老教授本來已經背過身子準備出門——他停頓了一下,轉過頭來,望着羅威説:“你還記得嗎?十年前我們在一個大型的心理學家座談會上碰面時,我向你提起的亞伯拉罕-林肯的事?”
“林肯……那個美國總統?”羅威眉頭緊蹙,竭力回憶。
“好了,羅威,我剛才説了,你以後都會明白的——我講的這些話到底是什麼意思。現在我得走了。”
説完,老教授將頭轉過去,快步向門口走去。
羅威還想叫住教授,讓他再説明白些——突然,他看見走到門口的嚴教授似乎踩到了什麼東西,腳下一滑,“啊”地大叫一聲,身子一偏,整個人向右側倒去。
事情發生地太快了,羅威此時還在辦公桌前,離老教授有好幾米的距離,根本來不及去扶他——這一瞬間,羅威的眼睛裏出現了另一樣更可怕的東西,幾乎令他心膽俱裂。

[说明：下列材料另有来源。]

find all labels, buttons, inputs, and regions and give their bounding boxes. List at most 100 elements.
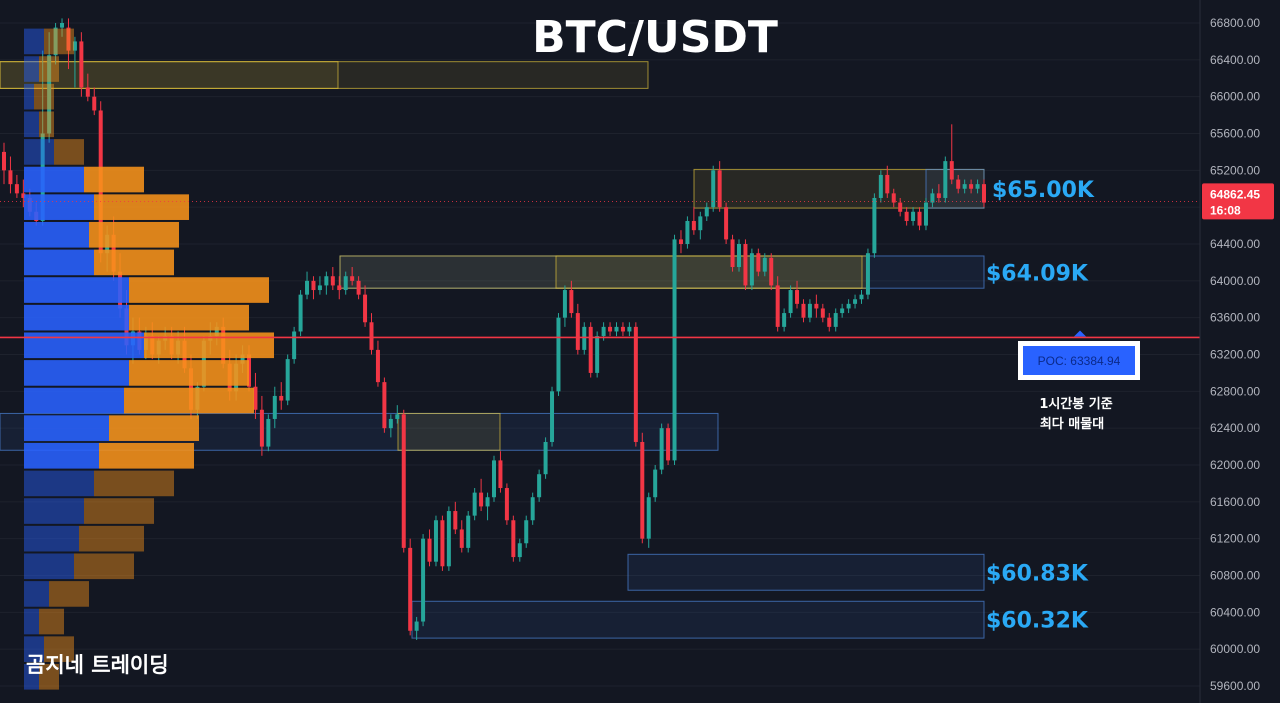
candle-down: [969, 184, 974, 189]
candle-up: [305, 280, 310, 295]
candle-up: [414, 621, 419, 631]
candle-down: [917, 211, 922, 226]
candle-up: [865, 253, 870, 295]
candle-up: [762, 257, 767, 272]
y-tick-label: 60400.00: [1210, 605, 1260, 619]
candle-up: [421, 538, 426, 622]
candle-down: [408, 547, 413, 631]
vp-bar-down: [84, 166, 144, 193]
candle-up: [472, 492, 477, 516]
candle-up: [872, 197, 877, 254]
candle-up: [853, 299, 858, 304]
candle-down: [678, 239, 683, 244]
candle-up: [543, 441, 548, 475]
candle-down: [511, 520, 516, 558]
vp-bar-up: [24, 166, 84, 193]
candle-down: [588, 326, 593, 373]
candle-up: [659, 428, 664, 470]
vp-bar-up: [24, 360, 129, 386]
vp-bar-up: [24, 332, 144, 359]
candle-down: [820, 308, 825, 318]
vp-bar-down: [34, 83, 54, 110]
candle-up: [60, 23, 65, 28]
candle-down: [337, 285, 342, 291]
candle-up: [930, 193, 935, 203]
candle-down: [608, 326, 613, 332]
vp-bar-down: [84, 498, 154, 524]
candle-up: [446, 511, 451, 567]
vp-bar-down: [124, 387, 254, 414]
vp-bar-down: [129, 360, 249, 386]
y-tick-label: 64400.00: [1210, 237, 1260, 251]
chart-title: BTC/USDT: [532, 12, 778, 63]
vp-bar-up: [24, 56, 39, 82]
candle-up: [614, 326, 619, 332]
candles: [2, 18, 986, 640]
y-tick-label: 60000.00: [1210, 642, 1260, 656]
candle-down: [279, 395, 284, 401]
candle-down: [14, 184, 19, 194]
poc-marker-icon: [1074, 330, 1086, 337]
vp-bar-up: [24, 194, 94, 220]
brand-label: 곰지네 트레이딩: [26, 653, 169, 677]
level-label-65000: $65.00K: [992, 178, 1095, 203]
candle-up: [962, 184, 967, 189]
current-price-tag-box: [1202, 183, 1274, 220]
candle-down: [453, 511, 458, 530]
candle-up: [749, 253, 754, 286]
candle-up: [272, 395, 277, 419]
vp-bar-down: [94, 194, 189, 220]
candle-down: [382, 382, 387, 429]
candle-down: [2, 151, 6, 171]
candle-down: [369, 322, 374, 350]
candle-down: [479, 492, 484, 507]
candle-down: [885, 174, 890, 194]
support-zone: [411, 600, 985, 639]
candle-up: [627, 326, 632, 332]
candle-up: [601, 326, 606, 337]
support-zone: [925, 168, 985, 209]
vp-bar-down: [94, 249, 174, 276]
candle-up: [737, 244, 741, 268]
vp-bar-up: [24, 249, 94, 276]
vp-bar-down: [39, 663, 59, 690]
candle-down: [66, 27, 71, 51]
candle-up: [833, 313, 838, 327]
vp-bar-down: [39, 608, 64, 635]
candle-down: [330, 276, 335, 286]
candle-up: [943, 161, 948, 198]
candle-up: [782, 313, 787, 327]
current-price-countdown: 16:08: [1210, 203, 1241, 217]
candle-up: [537, 474, 542, 498]
candle-up: [466, 515, 471, 548]
poc-note-line2: 최다 매물대: [1040, 416, 1104, 432]
candle-down: [440, 520, 445, 567]
y-tick-label: 63600.00: [1210, 311, 1260, 325]
vp-bar-down: [79, 525, 144, 552]
candle-up: [395, 414, 400, 419]
candle-down: [575, 313, 580, 350]
candle-down: [427, 538, 432, 562]
vp-bar-up: [24, 387, 124, 414]
candle-down: [356, 280, 361, 295]
vp-bar-down: [144, 332, 274, 359]
candle-up: [788, 290, 793, 314]
candle-down: [730, 239, 735, 268]
candle-up: [388, 418, 393, 429]
candle-up: [698, 216, 703, 231]
candle-up: [53, 27, 58, 56]
candle-up: [485, 497, 490, 507]
resistance-zone: [555, 255, 869, 289]
candle-down: [724, 207, 729, 240]
current-price-tag[interactable]: 64862.45 16:08: [1202, 183, 1274, 220]
candle-up: [582, 326, 587, 350]
candle-up: [672, 239, 677, 461]
candle-up: [562, 290, 567, 318]
y-tick-label: 61600.00: [1210, 495, 1260, 509]
candle-down: [814, 303, 819, 309]
candle-down: [311, 280, 316, 291]
candle-down: [569, 290, 574, 314]
vp-bar-up: [24, 304, 129, 331]
candle-up: [807, 303, 812, 318]
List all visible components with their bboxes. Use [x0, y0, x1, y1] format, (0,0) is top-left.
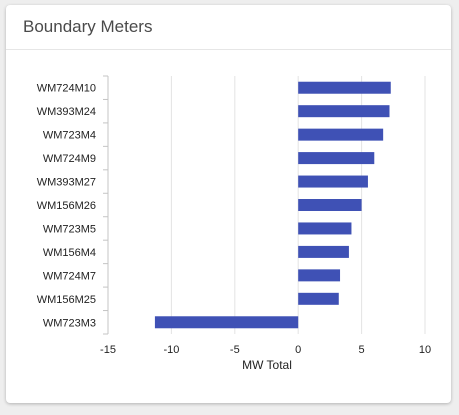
- bar-WM723M5: [298, 222, 352, 235]
- x-tick-label-2: -5: [230, 344, 240, 356]
- boundary-meters-card: Boundary Meters: [6, 5, 451, 403]
- bar-WM724M10: [298, 81, 391, 94]
- x-tick-label-0: -15: [100, 344, 116, 356]
- bar-WM723M3: [154, 316, 299, 329]
- category-label-WM724M10: WM724M10: [37, 83, 96, 95]
- category-label-WM156M25: WM156M25: [37, 294, 96, 306]
- x-tick-label-4: 5: [359, 344, 365, 356]
- category-label-WM724M7: WM724M7: [43, 270, 96, 282]
- bar-WM393M24: [298, 105, 390, 118]
- category-label-WM724M9: WM724M9: [43, 153, 96, 165]
- bar-WM723M4: [298, 128, 384, 141]
- category-label-WM393M24: WM393M24: [37, 106, 96, 118]
- card-header: Boundary Meters: [6, 5, 451, 50]
- x-axis-title: MW Total: [242, 358, 292, 372]
- bar-WM156M26: [298, 199, 362, 211]
- x-tick-label-3: 0: [295, 344, 301, 356]
- bar-WM724M9: [298, 152, 375, 165]
- category-label-WM156M26: WM156M26: [37, 200, 96, 212]
- bar-WM156M4: [298, 245, 349, 258]
- category-label-WM723M5: WM723M5: [43, 223, 96, 235]
- axes: -15 -10 -5 0 5 10 WM724M10 WM393M24 WM723M4 WM724…: [37, 75, 431, 356]
- x-tick-label-5: 10: [419, 344, 431, 356]
- bar-WM393M27: [298, 175, 368, 188]
- x-tick-label-1: -10: [163, 344, 179, 356]
- card-title: Boundary Meters: [23, 17, 153, 36]
- bar-WM724M7: [298, 269, 341, 282]
- category-label-WM393M27: WM393M27: [37, 177, 96, 189]
- category-label-WM156M4: WM156M4: [43, 247, 96, 259]
- bar-WM156M25: [298, 292, 339, 305]
- category-label-WM723M4: WM723M4: [43, 130, 96, 142]
- bars: [154, 81, 391, 329]
- category-label-WM723M3: WM723M3: [43, 317, 96, 329]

在辦公室的門口,放着一個裝文件、資料的長方形矮櫃子——嚴教授這時正朝那個方向倒去,他的太陽穴正對着矮櫃子的尖角!
“天哪!”羅威大叫一聲,緊張地全身顫抖,用一隻手捂住嘴——但只能眼睜睜地看着慘劇發生。
在老教授的頭只差零點幾秒就要撞到矮櫃的方角上時,從辦公室門外猛然伸出一隻強壯有力的手臂,一把托住老教授的身體,將他從死亡邊緣拉了回來。
羅威睜大眼睛望着門口,一箇中等身材,體格強壯的工人邁了進來,他的肩膀上扛着一塊大鏡子的鏡片,一隻手托住鏡片的另一頭,另外一隻手將老教授慢慢扶了起來。

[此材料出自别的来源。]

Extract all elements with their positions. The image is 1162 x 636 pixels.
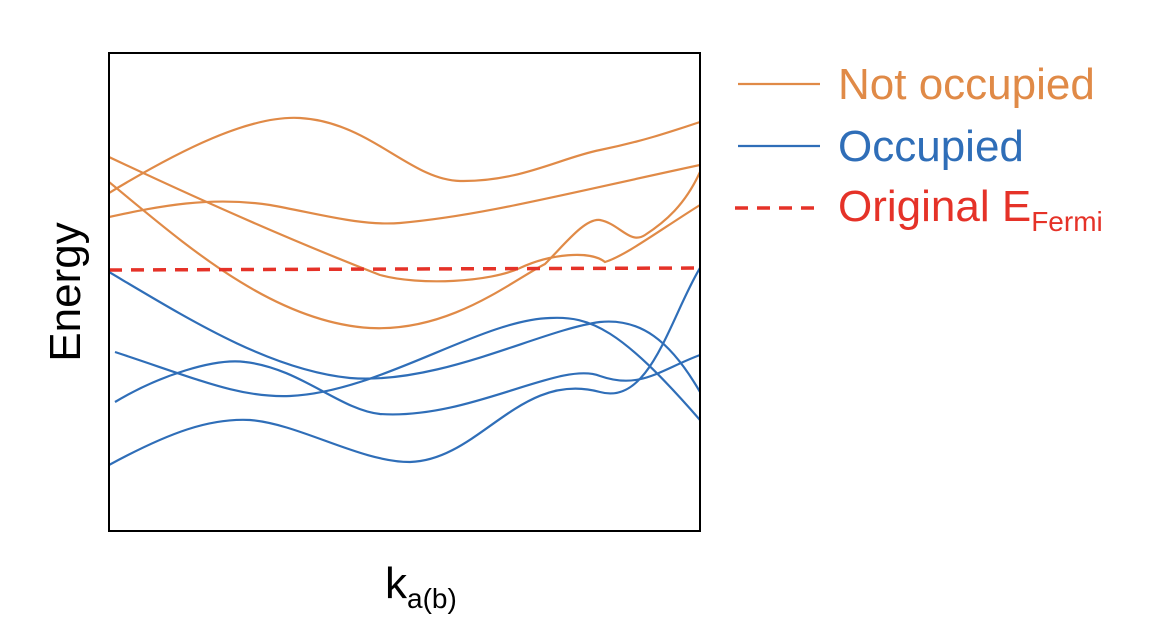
not-occupied-band-1 bbox=[109, 116, 700, 194]
occupied-bands bbox=[109, 267, 700, 466]
not-occupied-band-2 bbox=[109, 163, 700, 225]
not-occupied-bands bbox=[109, 116, 700, 330]
occupied-band-1 bbox=[109, 271, 700, 393]
x-axis-label-sub: a(b) bbox=[407, 583, 457, 614]
legend-label-not-occupied: Not occupied bbox=[838, 60, 1095, 109]
x-axis-label: ka(b) bbox=[385, 559, 457, 614]
legend-label-fermi-main: Original E bbox=[838, 182, 1031, 231]
legend-label-occupied: Occupied bbox=[838, 122, 1024, 171]
not-occupied-band-3 bbox=[109, 156, 700, 283]
legend: Not occupied Occupied Original EFermi bbox=[735, 60, 1103, 237]
x-axis-label-main: k bbox=[385, 559, 408, 608]
legend-label-fermi: Original EFermi bbox=[838, 182, 1103, 237]
occupied-band-2 bbox=[114, 316, 700, 421]
fermi-level-line bbox=[108, 266, 701, 272]
legend-label-fermi-sub: Fermi bbox=[1031, 206, 1103, 237]
plot-frame bbox=[108, 52, 701, 532]
occupied-band-4 bbox=[109, 267, 700, 466]
occupied-band-3 bbox=[114, 353, 700, 416]
not-occupied-band-4 bbox=[109, 171, 700, 330]
y-axis-label: Energy bbox=[41, 222, 90, 361]
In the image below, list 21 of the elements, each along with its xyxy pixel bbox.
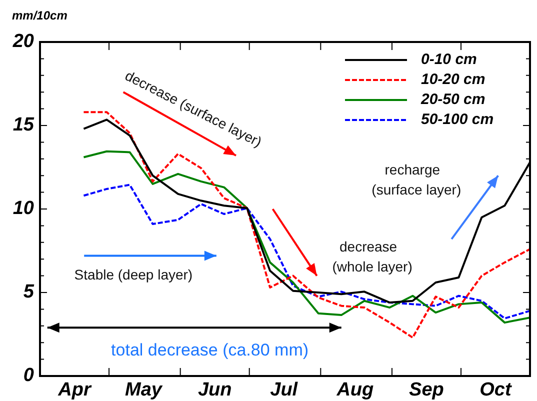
x-tick-label: Oct xyxy=(480,380,512,401)
x-tick-label: Sep xyxy=(409,380,444,401)
annotation: decrease (whole layer) xyxy=(332,238,412,274)
y-tick-label: 15 xyxy=(12,114,34,136)
y-tick-label: 10 xyxy=(12,198,34,220)
y-tick-label: 0 xyxy=(23,365,34,386)
x-tick-label: Jun xyxy=(198,380,232,401)
legend-label: 20-50 cm xyxy=(420,91,486,108)
x-tick-label: Aug xyxy=(336,380,374,401)
y-axis-title: mm/10cm xyxy=(12,8,68,22)
y-tick-label: 5 xyxy=(23,282,34,303)
legend-label: 10-20 cm xyxy=(421,71,486,88)
annotation: Stable (deep layer) xyxy=(74,266,193,283)
x-tick-label: May xyxy=(125,380,164,401)
x-tick-label: Jul xyxy=(270,380,298,401)
legend-label: 0-10 cm xyxy=(421,51,477,68)
annotation: total decrease (ca.80 mm) xyxy=(111,340,309,360)
y-tick-label: 20 xyxy=(12,31,34,52)
x-tick-label: Apr xyxy=(57,380,92,401)
legend-label: 50-100 cm xyxy=(421,111,494,128)
annotation: recharge (surface layer) xyxy=(372,161,462,198)
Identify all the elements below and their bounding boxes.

羅威閉上眼睛重重地舒了口氣——他這才想起,昨天下午向旁邊的裝飾公司訂了一塊大穿衣鏡,準備放在辦公室裏的。這個工人恰好在這時送鏡子來——幸虧他來得及時,才救了老教授一命。
嚴教授緩緩站立起來,他面對着扶住他的工人,嚥了口唾沫,仍然一臉驚魂未定的神情,顯然還沒能從剛才的驚險中回過神來。
“老先生,你走路可要當心啊!你看,剛才多危險!”扛鏡子的工人顯然也被嚇着了,他瞪大眼睛對嚴教授説。
嚴教授張大着嘴,表情木吶地點了點頭。
羅威趕緊從辦公桌前走了過來——突然,他停住腳步,眼睛捕捉到地下的一個小東西。他彎下腰,將那個東西撿了起來。
是剛才從他手裏掉落到地上的那顆跳棋棋子!
原來嚴教授是踩到這顆玻璃珠子才摔倒的。霎那間,羅威想起嚴教授剛才一直在説的那句:“我要死了,我的日子到了,就是今天!”
如果剛才這個送鏡子來的工人晚一步出現,那嚴教授現在豈不是已經……可是,他怎麼會預測得到自己的死期?瞬間,一種極其驚異的感覺佈滿羅威全身,令他遍體生寒。
就在羅威百思不得其解的時候,他無意間透過玻璃窗瞥了一眼窗外——在那個扛鏡片的工人身後,另一個雙手抱住鏡架和鏡框的工人正快步向辦公室門口走來。大概是他抱着的鏡架太重了,又擋住了他面前的視線,他只有快步衝過來,才能儘快放下沉重的鏡架。
看到這一幕的剎那,羅威心中猛地產生一股可怕的預感,他低吟一句:“不好!”但還沒來得及做出反應,慘劇就已經發生了。
那個抱着鏡架的工人只看着腳下的路,他並不知道前面正站着那個扛着鏡片的工人,更不知道那個工人的面前站着一個老人——而那鋒利的鏡片正對着老人的咽喉!
衝過來的時候,笨重的鏡架撞到了鏡片上,扛着鏡片的工人手一抖,那如尖刀般鋒利的鏡片對直向老教授的喉嚨滑過去。
一抹鮮血濺了出來,噴射到羅威和扛鏡片工人的臉上、全身……
鏡片嵌進了嚴鴻遠教授的半個脖子,他死之前瞪大着眼睛,連叫喊一聲也來不及。